The devotional brotherhoods most common in Italy, France, Spain, and Latin America (but to be found elsewhere) bring Christendom to life on certain feasts, as do the shooting fraternities in the Catholic German-speaking world. These last explicitly number among their goals “a united Christian Europe.” Indeed, in any town where the festivals of the Church are openly celebrated with religious solemnity and secular observance, there too is Christendom. It may be found for that matter in many of the initiatives of the “New Evangelisation,” such as the Anglican Ordinariates and renewed attempts at healing the Eastern Schism. It is up to those of us who consider ourselves conscious citizens of Christendom to help those engaged in all these efforts to see their work as part of a greater whole. Whatever scrap of Christendom may be left in our neighbourhood – be it a community observance with Catholic roots, an historic church or building, or a shrine, no matter how obscure – let us join the effort to preserve it, while kindly showing its other defenders its larger significance. Perhaps such efforts will be the foundation of a new Christendom, but certainly they will help save souls.
There is a fourth Christendom. It is at once older than the other three, and newer than even ourselves. Ernest Oldmeadow, in his A Layman’s Church Year (p. 277), describes it eloquently: “Christ the King has other rebels besides Russia and Mexico and France. The map of His dominions shows not only the Empires and Kingdoms and Republics, but also the counties, the towns, the villages, the hamlets, and – like the ordnance maps of largest scale – the homesteads each and all. Indeed, it goes farther than the work of any human cartographer; because it shows the inmost places of every human heart. Even the humblest man or woman or child alive is, so to speak, a tiny province in the dominions of Christ the King: a province either submissive or disobedient, either loyal or rebellious.” That fourth Christendom is in each of us, who by our baptism were made members of the Mystical Body of Christ, sons of the Church, and – by Imperial decree, no less – subjects of the Holy Empire, whose boundaries are wherever any of us happens to be, and regardless of whether or not a human Emperor sits upon his throne. With St. Paul, we can say, “I am a Roman Citizen.”

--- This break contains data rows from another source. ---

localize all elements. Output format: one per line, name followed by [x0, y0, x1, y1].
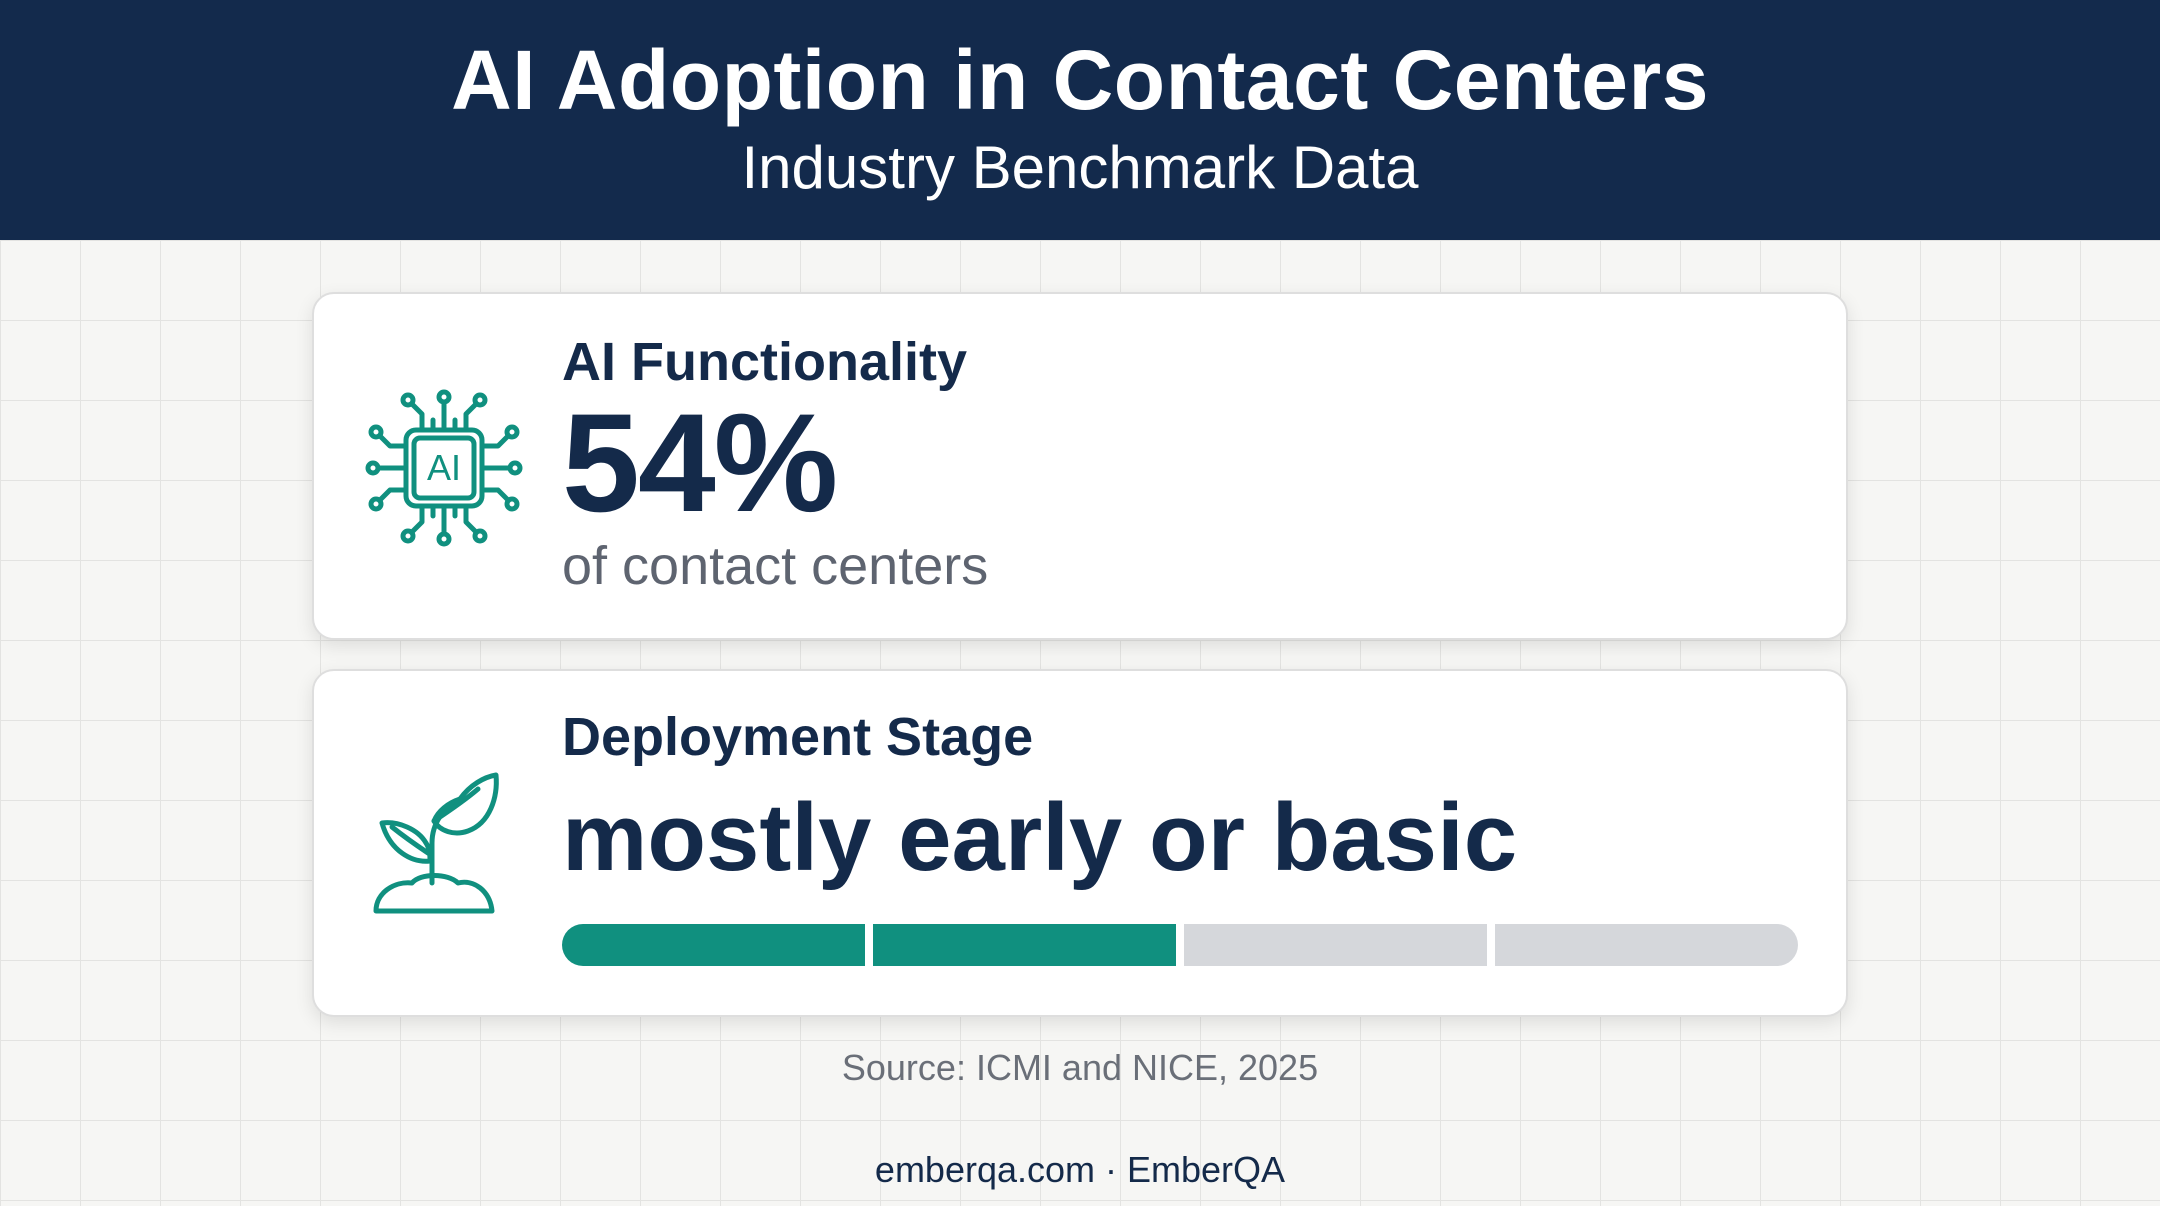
deployment-stage-label: Deployment Stage	[562, 707, 1034, 767]
page-subtitle: Industry Benchmark Data	[741, 134, 1419, 201]
progress-segment-2	[873, 924, 1176, 966]
ai-functionality-caption: of contact centers	[562, 536, 989, 596]
deployment-progress-bar	[562, 924, 1798, 966]
page-title: AI Adoption in Contact Centers	[451, 33, 1709, 127]
deployment-stage-value: mostly early or basic	[562, 784, 1518, 891]
source-note: Source: ICMI and NICE, 2025	[841, 1047, 1319, 1088]
deployment-stage-card: Deployment Stage mostly early or basic	[312, 669, 1848, 1017]
ai-functionality-label: AI Functionality	[562, 332, 967, 392]
footer-credit: emberqa.com · EmberQA	[874, 1149, 1286, 1190]
svg-text:AI: AI	[427, 447, 461, 488]
progress-segment-1	[562, 924, 865, 966]
ai-chip-icon: AI	[364, 388, 524, 548]
ai-functionality-card: AI AI Functionality 54% of contact cente…	[312, 292, 1848, 640]
progress-segment-3	[1184, 924, 1487, 966]
sprout-icon	[372, 765, 502, 915]
ai-functionality-value: 54%	[562, 384, 838, 541]
header-banner: AI Adoption in Contact Centers Industry …	[0, 0, 2160, 240]
progress-segment-4	[1495, 924, 1798, 966]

Our attempts at rebuilding Christendom must be intimately linked with performing the Spiritual and Corporal works of Mercy. It may be that what we do in the temporal sphere might indeed lay the foundations for some future outward revival of Christendom – though what form that shall take is doubtless as impossible for us to imagine as the work of Justinian and Charlemagne was for Ss. Ambrose and Augustine, for all that that duo’s efforts were essential to both Imperial revivals. But whether or not that happens, may our spiritual endeavours alongside the other result in our becoming permanent subjects of that celestial realm of which any earthly expression of Christendom, however grand, is only a poor shadow and reflexion. Whatever discouragement and temptations to despair we may feel in this glorious quest, we should remember the further words of Longfellow in the Christmas carol cited earlier:
And in despair I bowed my head:
“There is no peace on earth,” I said,
“For hate is strong and mocks the song
Of peace on earth, good will to men.”
Then pealed the bells more loud and deep:
“God is not dead, nor doth he sleep;
The wrong shall fail, the right prevail,
With peace on earth, good will to men.”